Cерега с хлопком сдернул пластиковую пробку и приложился к горлышку. По тамбуру электрички поплыл запах дешевого портвейна. Вставной челюстью лязгнула неисправная стальная дверь.


Долговязый малый с ликом раскаявшегося душегуба сначала не верил. А когда поверил, осудил, да тяжко так:


— Как же можно мать-то родную? Иль совсем мозги пропил?


— Во-во, — поддакнул Серега. — И она мне так же грит: запомни, грит, день этот памятный. И сама бутылку-то... Будешь ли?


— Стало быть, в богадельню старушку определяешь? — весело сказал третий попутчик, крепенький старичок с корзиной, постоянно вытиравший лысину платком. — Ай молодца! Во жисть пошла!


— Так что ж, — разводил руками Серега. — Какой из меня матушке подмога-утешение на старости лет? Вот и порешили мы с ней. По согласию сторон взаимно... И отчего это бывает, что так весело бывает?


Серега даже что-то такое выпляснул. Лихое, как ему казалось. На самом же деле его тщедушное тельце в обтерханном пиджачке лишь жалко передернулось.


— Дела, — сплюнул долговязый малый и затоптал окурок. — Да ты поди врешь, — на всякий случай еще раз усомнился он.


— А ты глянь, глянь на матушку на мою, — не обиделся Серега. — Вон в платочке сидит, вон в синеньком.


Малый еще больше посуровел.


— Стало быть, мать на людей чужих. А сам?


— А сам квартиру пропьеть! — радостно подхватил старичок. — Ай молодца!

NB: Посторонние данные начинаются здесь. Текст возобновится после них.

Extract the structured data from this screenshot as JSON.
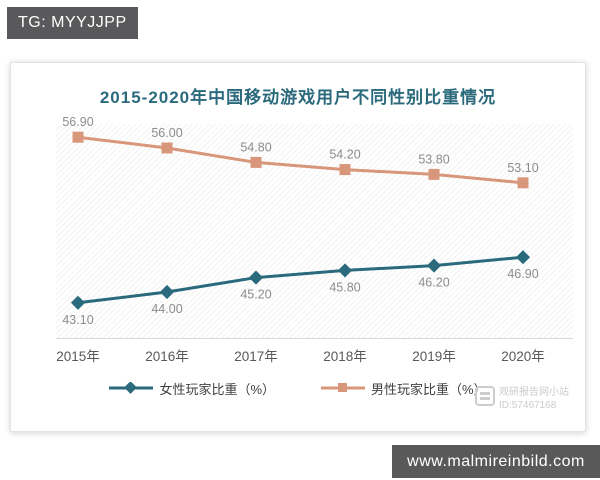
{
  "banners": {
    "top_left": "TG: MYYJJPP",
    "bottom_right": "www.malmireinbild.com"
  },
  "watermark": {
    "line1": "观研报告网小站",
    "line2": "ID:57467168"
  },
  "colors": {
    "title": "#2b6a7c",
    "female_series": "#2b6a7c",
    "male_series": "#d8967b",
    "value_label": "#8c8c8c",
    "tick_label": "#595959",
    "axis_line": "#d9d9d9",
    "banner_bg": "#595959"
  },
  "chart_data": {
    "type": "line",
    "title": "2015-2020年中国移动游戏用户不同性别比重情况",
    "categories": [
      "2015年",
      "2016年",
      "2017年",
      "2018年",
      "2019年",
      "2020年"
    ],
    "series": [
      {
        "name": "女性玩家比重（%）",
        "values": [
          43.1,
          44.0,
          45.2,
          45.8,
          46.2,
          46.9
        ],
        "color": "#2b6a7c",
        "marker": "diamond",
        "label_position": "below"
      },
      {
        "name": "男性玩家比重（%）",
        "values": [
          56.9,
          56.0,
          54.8,
          54.2,
          53.8,
          53.1
        ],
        "color": "#d8967b",
        "marker": "square",
        "label_position": "above"
      }
    ],
    "ylim": [
      40,
      58.5
    ],
    "xlabel": "",
    "ylabel": "",
    "grid": false,
    "legend_position": "bottom",
    "value_labels_shown": true,
    "value_label_decimals": 2
  }
}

— А и пропью, — куражливо повел плечами Серега. — Чем кому доставаться, лучше пропить. Все одно обманут. Знаем!


Тут он вдруг пригорюнился.


— И отчего это бывает, что вдруг грустно так бывает?


Подумав, продолжил:


— На работу устроюсь, вот чего, — нерешительно проговорил он. — А там и заберу матушку. Выпей со мной, дедок, а?


В окна электрички били лиловые и жирные, как черви, струи дождя.

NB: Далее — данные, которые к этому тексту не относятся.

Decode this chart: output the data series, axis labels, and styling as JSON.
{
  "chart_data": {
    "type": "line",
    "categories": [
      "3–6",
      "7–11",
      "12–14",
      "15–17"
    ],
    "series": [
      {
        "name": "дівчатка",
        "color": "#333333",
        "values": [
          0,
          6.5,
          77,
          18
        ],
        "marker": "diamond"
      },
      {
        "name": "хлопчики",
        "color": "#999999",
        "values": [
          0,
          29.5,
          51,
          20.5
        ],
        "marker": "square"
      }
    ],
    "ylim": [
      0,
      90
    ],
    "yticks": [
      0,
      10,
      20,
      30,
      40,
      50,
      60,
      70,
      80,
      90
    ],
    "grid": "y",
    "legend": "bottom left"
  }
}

— Отпил уж я свое, милок. Э-эх, да так ли отпил! — прочувствованно крякнул старичок. — Да только от таких вот напитков — одна срамота в организме. Чистое дело — срамота, — смачно повторил он.


Серега опять приложился к бутылке. Веселей стало, да только ненадолго. Потому что пошли контролеры и стали требовать билеты. А билета у Сереги не было, и он пытался объяснить, что билет у матушки, а у самой матушки билета нет, потому что она пенсионерка, вон в платочке, вон в синеньком. А контролеры сказали, что нечего тут распивать. А Серега спорил: мол, вся Россия гуляет, а ему, что, нельзя!?


— И то, — вмешался старичок, — ну какой у него может быть билет? Он мать в богадельню везет. Какой уж тут билет? Не может у него быть билета.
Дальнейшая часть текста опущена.